- On the cover of The Ladder, January 1966
- Born: September 26, 1937 Hamburg, Germany
- Died: June 27, 2023 (aged 85)
- Known for: The Mattachine Society

= Lilli Vincenz =

American gay rights activist (1937–2023)

Lilli Vincenz (September 26, 1937 – June 27, 2023) was a German-born American lesbian activist and the first lesbian member of the gay political activist effort, the Mattachine Society of Washington (MSW).

Vincenz served as the editor of the organization's newsletter and in 1969, along with Nancy Tucker, created the independent newspaper, the Gay Blade, which later became the Washington Blade.

Vincenz invited women to meet every week at her home in Arlington County, Virginia in the Columbia Heights West neighborhood from 1971 to 1979 to create a safe venue for gay women to discuss gay activism and other lesbian-related issues, and her home became known as the Gay Women's Open House (GWOH).
These meetings became the Gay Women's Alternative. The weekly gatherings allowed lesbians, bisexuals, and women questioning their sexuality to meet in comfort and safety. She described her decision in an interview:

I decided to have women come into our home every week for seven years, and it just become an establishment. And it was wonderful to have them come, and we had musicians come ... lots of women who didn't know where to go, they didn't want to go to the bars, they just wanted to be in a place that was safe, so we provided that.
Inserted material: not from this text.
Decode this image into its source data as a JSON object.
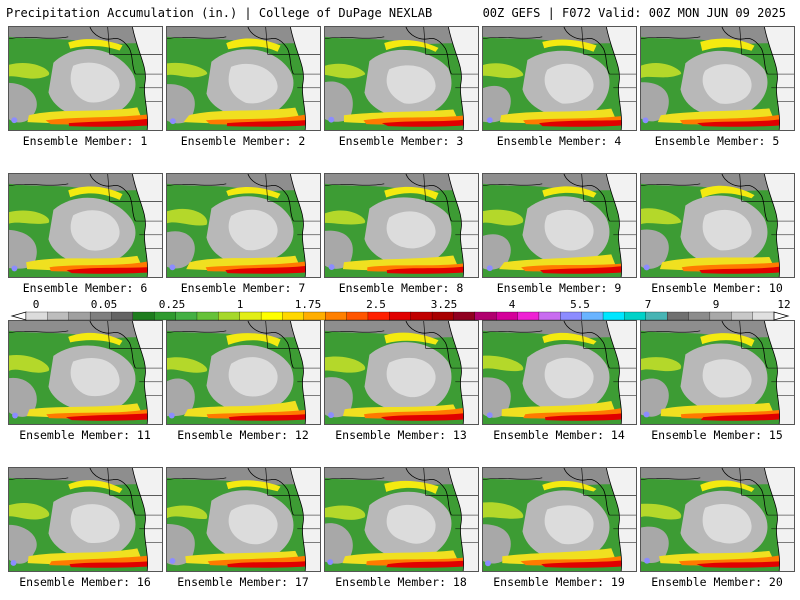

Gay and Proud, a 1970 film by Vincenz documenting the first Christopher Street Liberation Day

Vincenz was the only self-identified lesbian to participate in the second White House picket with Frank Kameny in 1965. A January 1966 photograph of Vincenz, taken by Kay Lahusen, appeared on the cover of the lesbian magazine The Ladder, making her the first woman with her face showing to do so. In 1972, Vincenz and Kameny headed one of the first LGBTQ+ fundraising groups for a presidential candidate, Gay Citizens for McGovern.

Vincenz made an appearance on PBS' David Susskind Show in 1971, along with six other lesbians, including Barbara Gittings and Barbara Love. They were among the first open lesbians to appear on television in the US, and debated long-held stereotypes about gays with Susskind. Vincenz and Gittings had also appeared on the Phil Donahue show in 1970.

In 2013, her papers, films, and other memorabilia were donated to the Library of Congress.

Vincenz died on June 27, 2023, at the age of 85.